Tweets, Facebook fans and other interactive apps

York’s Admissions team is also fully engaged with communicating to prospective students using social media channels such as online chats, Facebook, interactive “apps” and Twitter. This year, the new Student E-Ambassador Team was created to increase the frequency and quality of online peer mentoring via blogs and other interactive media. An early December E-Party for prospective students drew 500 registrants who chatted with the whole recruitment team, admissions experts, students, Faculty representatives and service area staff.

Such “armchair” recruitment initiatives are especially important for out-of-province and international applicants who typically do not have an opportunity to see the campus before the first day of classes. “It’s crucial to provide a means of connection that our applicant demographics feel comfortable using,” explains Donna Cope, director of print & E-media communications.

Campus tours and visits highlight the University

This fall, more than 6,000 students visited York for on-campus tours, class visits, specially designed Saturdays @ York events and for York’s most well-attended Fall Campus Day ever. “Our on-campus programs stand out with their highly interactive content, program-targeted Faculty involvement and well-trained ambassadors and tour guides,” says Shelby Verboven, manager of on-campus recruitment & special events.

Above: Students enter Vari Hall for the start of York’s Fall Campus Day

Another initiative is the annual Circle of Scholars program which targets top-achieving applicants. The program provides perks including an offer of admission hand-delivered by a recruiter who will then sit with the student and their family to discuss their study options at York and an exclusive breakfast during Spring Gala, where students have the opportunity to network with the President, professors, Faculty deans and current top students.

The Bridging the GAP program for students interested in deferring admission to York for one year after high school is another made-in-York solution. Students granted a deferral retain their admitted status (and entrance scholarship, if eligible) at York for up to one year with the added bonus of special perks such as guaranteed residence, including preferred application to the international Global House residence program, a special “welcome home” reception and an exclusive e-chat for GAP-year students.

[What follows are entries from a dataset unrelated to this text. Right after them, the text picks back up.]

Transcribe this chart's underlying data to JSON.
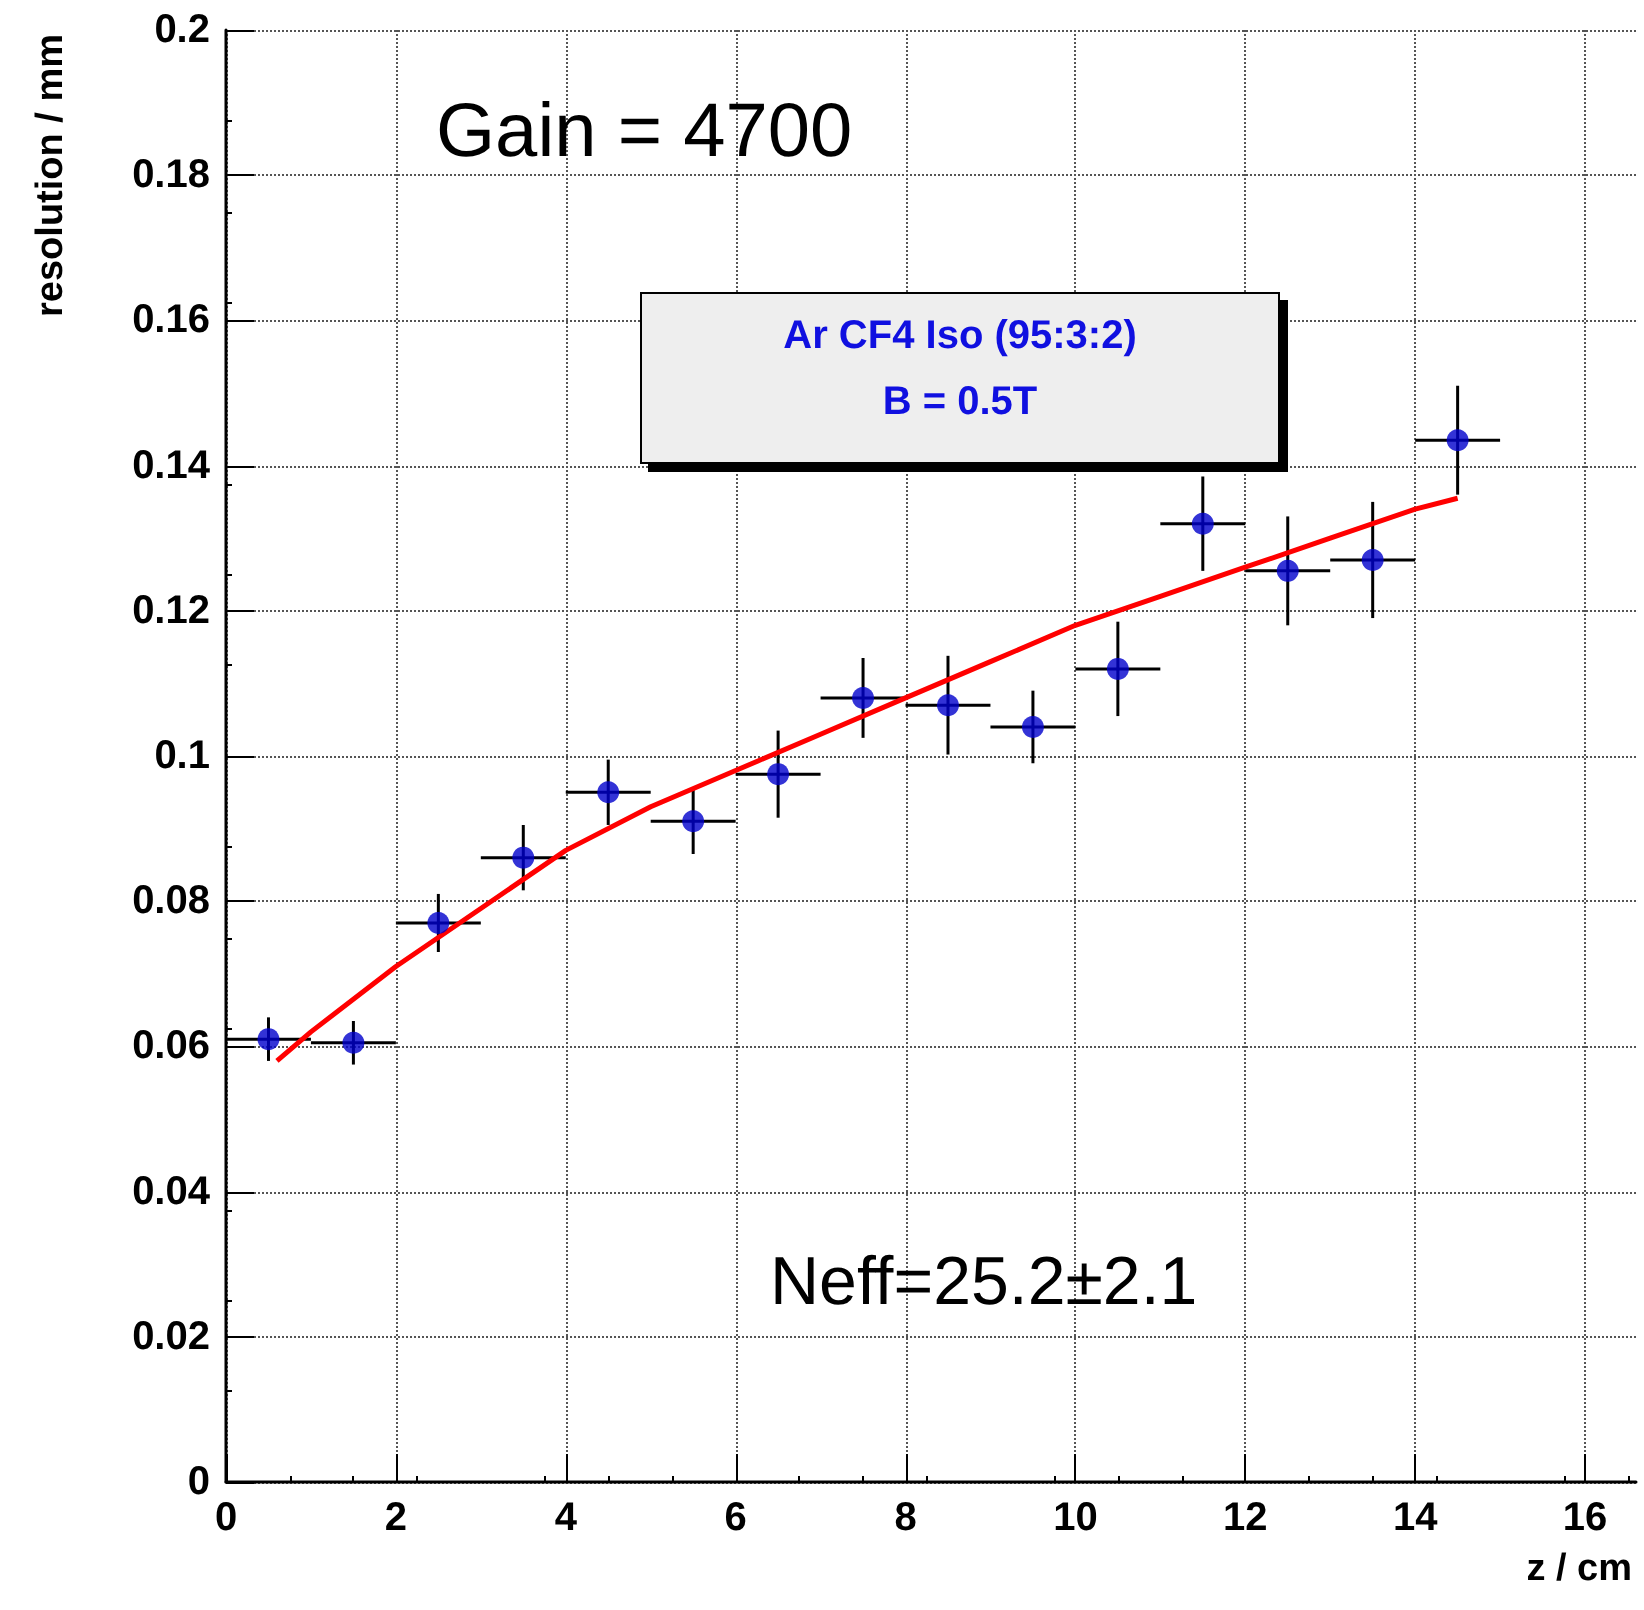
{
  "chart_data": {
    "type": "scatter",
    "xlabel": "z / cm",
    "ylabel": "resolution / mm",
    "xlim": [
      0,
      16.6
    ],
    "xticks": [
      0,
      2,
      4,
      6,
      8,
      10,
      12,
      14,
      16
    ],
    "ylim": [
      0,
      0.2
    ],
    "yticks": [
      0,
      0.02,
      0.04,
      0.06,
      0.08,
      0.1,
      0.12,
      0.14,
      0.16,
      0.18,
      0.2
    ],
    "grid": true,
    "series": [
      {
        "type": "scatter",
        "color": "#0000cc",
        "marker": "circle",
        "x": [
          0.5,
          1.5,
          2.5,
          3.5,
          4.5,
          5.5,
          6.5,
          7.5,
          8.5,
          9.5,
          10.5,
          11.5,
          12.5,
          13.5,
          14.5
        ],
        "values": [
          0.061,
          0.0605,
          0.077,
          0.086,
          0.095,
          0.091,
          0.0975,
          0.108,
          0.107,
          0.104,
          0.112,
          0.132,
          0.1255,
          0.127,
          0.1435
        ],
        "errors": [
          0.003,
          0.003,
          0.004,
          0.0045,
          0.0045,
          0.0045,
          0.006,
          0.0055,
          0.0068,
          0.005,
          0.0065,
          0.0065,
          0.0075,
          0.008,
          0.0075
        ],
        "xerrors": [
          0.5,
          0.5,
          0.5,
          0.5,
          0.5,
          0.5,
          0.5,
          0.5,
          0.5,
          0.5,
          0.5,
          0.5,
          0.5,
          0.5,
          0.5
        ]
      },
      {
        "type": "line",
        "color": "#ff0000",
        "line_style": "solid",
        "x": [
          0.6,
          1,
          2,
          3,
          4,
          5,
          6,
          7,
          8,
          9,
          10,
          11,
          12,
          13,
          14,
          14.5
        ],
        "values": [
          0.058,
          0.062,
          0.071,
          0.079,
          0.087,
          0.093,
          0.098,
          0.103,
          0.108,
          0.113,
          0.118,
          0.122,
          0.126,
          0.13,
          0.134,
          0.1355
        ]
      }
    ],
    "annotations": [
      "Gain = 4700",
      "Ar CF4 Iso (95:3:2)",
      "B = 0.5T",
      "Neff=25.2±2.1"
    ]
  }
}
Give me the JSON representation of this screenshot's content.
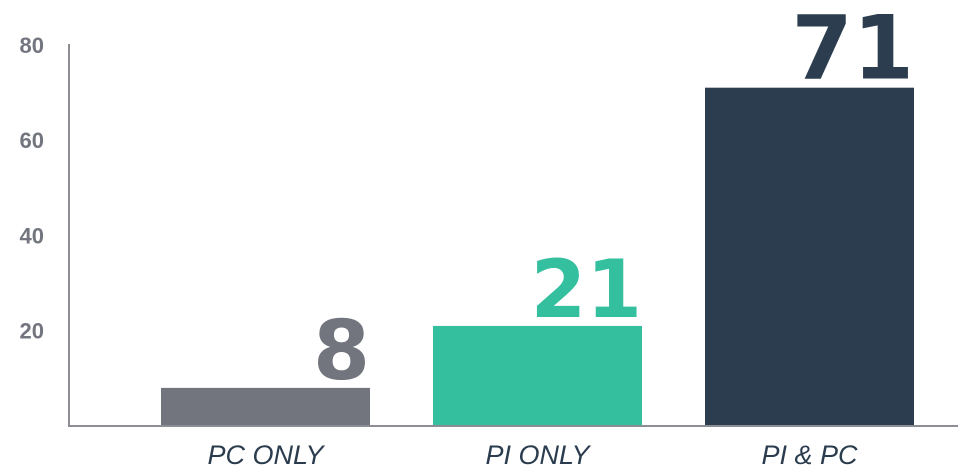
{
  "chart_data": {
    "type": "bar",
    "title": "",
    "xlabel": "",
    "ylabel": "",
    "categories": [
      "PC ONLY",
      "PI ONLY",
      "PI & PC"
    ],
    "values": [
      8,
      21,
      71
    ],
    "value_labels": [
      "8",
      "21",
      "71"
    ],
    "bar_colors": [
      "#73757e",
      "#34bf9e",
      "#2b3d4f"
    ],
    "ylim": [
      0,
      80
    ],
    "yticks": [
      20,
      40,
      60,
      80
    ],
    "ytick_labels": [
      "20",
      "40",
      "60",
      "80"
    ],
    "grid": false,
    "legend": "none"
  }
}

Prior to starting their studies at York, GAP students are provided with tips and advice about making the most of a gap experience – from personal skill development workshops to resources about volunteerism and travel abroad opportunities.

Right: Some of York’s intrepid student volunteers at Fall Campus Day

“York has recognized that many students who choose to take time for work or travel prior to starting university weren’t really being serviced by the Ontario system,” explains Withers. “Our hope is that this program will keep the door open.”

Newly launched as a pilot last year and continuing throughout this cycle is York’s Alumni Families program which recognizes families who choose to make York a part of their family tradition. York alumni can sign up their child or grandchild who is applying for admission. Families receive a selection of special services including a customized private campus tour, a special admission package filled with York goodies, access to a personal admissions counsellor and opportunities for scholarships geared specifically for alumni families.

Ontario students can choose from 21 universities in their province alone and it is a competitive marketplace where universities strive to find the best ways to connect with future students and their families. Through multiple activities and new tactics every year, York University’s recruitment team works to ensure that undergraduate enrolment targets are met and the quality of the incoming class is strong.